Loredana Zino:Nella storia di Io canto lo Spirito e l'Eros – Dio è selvaggio, c'è un impasto fortemente amalgamato del vissuto mio e di un gruppo di persone conosciute nella realtà. Ho voluto esprimere che secondo i miei studi e le mie ricerche in campo mistico, non si accede al divino senza un sentimento erotico della vita. Che il significato di vivere le proprie passioni è non dimenticare che siamo anche altro, e oltre. Che è infinitamente più divertente viverle in libertà, senza farci boicottare da moralismi ipocriti e da un falso senso etico che ci schiacciano da millenni. Che, in definitiva, per chi è credente, gioia e creatività sono il nostro ritorno a casa e ciò che il Creatore ha voluto per noi.

Writer Officina:Per i personaggi hai fatto riferimento – magari in parte – a persone reali oppure sono solo frutto della fantasia?

Loredana Zino: In questo romanzo fiction e biografia sono mescolati e finalizzati al messaggio.

Writer Officina: La scrittura ha una forte valenza terapeutica.
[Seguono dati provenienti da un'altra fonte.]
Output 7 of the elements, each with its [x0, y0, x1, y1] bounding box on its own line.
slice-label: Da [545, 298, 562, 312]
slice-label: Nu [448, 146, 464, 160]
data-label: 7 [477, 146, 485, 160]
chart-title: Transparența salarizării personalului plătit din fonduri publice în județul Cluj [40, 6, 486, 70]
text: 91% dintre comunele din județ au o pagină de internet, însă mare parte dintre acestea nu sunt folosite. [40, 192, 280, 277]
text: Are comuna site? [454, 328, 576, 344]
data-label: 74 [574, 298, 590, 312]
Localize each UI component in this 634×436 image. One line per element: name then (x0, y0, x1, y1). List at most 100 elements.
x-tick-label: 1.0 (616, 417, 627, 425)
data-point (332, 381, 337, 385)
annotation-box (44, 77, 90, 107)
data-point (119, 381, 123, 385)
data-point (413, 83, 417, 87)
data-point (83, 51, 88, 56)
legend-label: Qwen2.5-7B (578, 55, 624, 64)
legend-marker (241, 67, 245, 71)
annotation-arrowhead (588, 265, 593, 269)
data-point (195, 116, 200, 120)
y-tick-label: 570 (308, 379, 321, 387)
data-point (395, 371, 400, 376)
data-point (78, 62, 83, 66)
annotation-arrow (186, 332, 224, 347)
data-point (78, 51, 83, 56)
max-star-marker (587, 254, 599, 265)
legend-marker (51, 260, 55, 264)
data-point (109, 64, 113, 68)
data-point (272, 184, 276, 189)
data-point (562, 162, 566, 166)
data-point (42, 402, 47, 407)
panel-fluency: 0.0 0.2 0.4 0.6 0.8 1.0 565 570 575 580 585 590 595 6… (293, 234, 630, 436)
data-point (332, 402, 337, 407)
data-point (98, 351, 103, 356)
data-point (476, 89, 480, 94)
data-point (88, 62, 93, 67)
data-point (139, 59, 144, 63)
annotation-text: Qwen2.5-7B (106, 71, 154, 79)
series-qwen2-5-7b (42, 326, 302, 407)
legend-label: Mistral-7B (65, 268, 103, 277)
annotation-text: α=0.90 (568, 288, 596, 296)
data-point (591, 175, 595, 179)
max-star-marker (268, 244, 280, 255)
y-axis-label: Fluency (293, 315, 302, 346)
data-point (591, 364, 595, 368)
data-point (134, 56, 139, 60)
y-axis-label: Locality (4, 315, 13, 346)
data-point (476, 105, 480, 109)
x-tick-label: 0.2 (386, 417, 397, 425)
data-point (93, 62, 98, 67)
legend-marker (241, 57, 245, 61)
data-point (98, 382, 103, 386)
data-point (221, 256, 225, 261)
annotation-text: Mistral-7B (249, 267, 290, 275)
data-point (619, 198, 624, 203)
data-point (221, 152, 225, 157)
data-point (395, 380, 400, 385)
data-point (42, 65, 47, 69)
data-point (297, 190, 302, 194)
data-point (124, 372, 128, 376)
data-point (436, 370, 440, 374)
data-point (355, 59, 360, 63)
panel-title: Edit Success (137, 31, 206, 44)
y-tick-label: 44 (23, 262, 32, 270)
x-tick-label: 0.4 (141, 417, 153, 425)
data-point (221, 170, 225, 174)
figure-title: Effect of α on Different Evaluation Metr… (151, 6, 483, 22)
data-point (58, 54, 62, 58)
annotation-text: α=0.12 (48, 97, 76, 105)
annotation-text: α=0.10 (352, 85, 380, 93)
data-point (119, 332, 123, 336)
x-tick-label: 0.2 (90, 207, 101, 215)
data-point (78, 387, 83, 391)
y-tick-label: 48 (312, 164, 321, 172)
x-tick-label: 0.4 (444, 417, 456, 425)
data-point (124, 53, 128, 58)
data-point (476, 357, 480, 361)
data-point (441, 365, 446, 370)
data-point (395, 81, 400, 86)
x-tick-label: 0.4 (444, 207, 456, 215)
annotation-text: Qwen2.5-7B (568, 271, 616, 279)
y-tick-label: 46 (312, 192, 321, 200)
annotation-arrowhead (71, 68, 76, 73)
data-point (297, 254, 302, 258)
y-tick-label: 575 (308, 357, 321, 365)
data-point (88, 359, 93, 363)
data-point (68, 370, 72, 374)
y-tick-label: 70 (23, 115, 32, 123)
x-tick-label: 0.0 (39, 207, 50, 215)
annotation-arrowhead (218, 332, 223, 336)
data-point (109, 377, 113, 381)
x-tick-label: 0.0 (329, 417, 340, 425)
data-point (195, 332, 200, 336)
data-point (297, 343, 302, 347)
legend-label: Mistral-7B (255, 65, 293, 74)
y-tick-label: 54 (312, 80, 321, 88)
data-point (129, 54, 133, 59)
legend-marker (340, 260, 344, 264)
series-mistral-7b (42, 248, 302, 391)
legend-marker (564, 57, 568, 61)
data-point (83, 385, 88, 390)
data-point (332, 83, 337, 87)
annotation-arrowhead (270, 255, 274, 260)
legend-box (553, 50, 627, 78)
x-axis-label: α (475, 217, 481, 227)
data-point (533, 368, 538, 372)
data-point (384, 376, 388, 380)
Confermi?

Loredana Zino:La scrittura quando assolve al proprio compito più nobile, ed è quindi un fluire, ha una valenza fortemente terapeutica, confermo. Voglio concedermi una battuta semiseria: soprattutto per il fluire dei problemi gastrointestinali, esotericamente collegati ai chakra del potere personale e della creatività.

Writer Officina: Cosa vorresti che le persone dicessero del tuo romanzo?

Loredana Zino:Vorrei che dicessero: “Strano e straniante. Originale, ma bello”.

Writer Officina:Che consigli daresti , basati sulla tua esperienza, a chi come te voglia intraprendere la via della scrittura?

Loredana Zino: Consiglierei di staccarsi il più possibile dalla mente, e dall'aspettativa di un risultato economico eo mondano. So che si tratta di due consigli giganteschi, che si riescono a seguire solo eseguendo un continuo e appassionato lavoro interiore. Tuttavia, tranne l'avere capitali da spendere in promozione, trovo siano le uniche maniere per risparmiarsi tante delusioni, frustrazioni, e conseguente rischio di inaridirsi, ciò che rappresenta la vera perdita.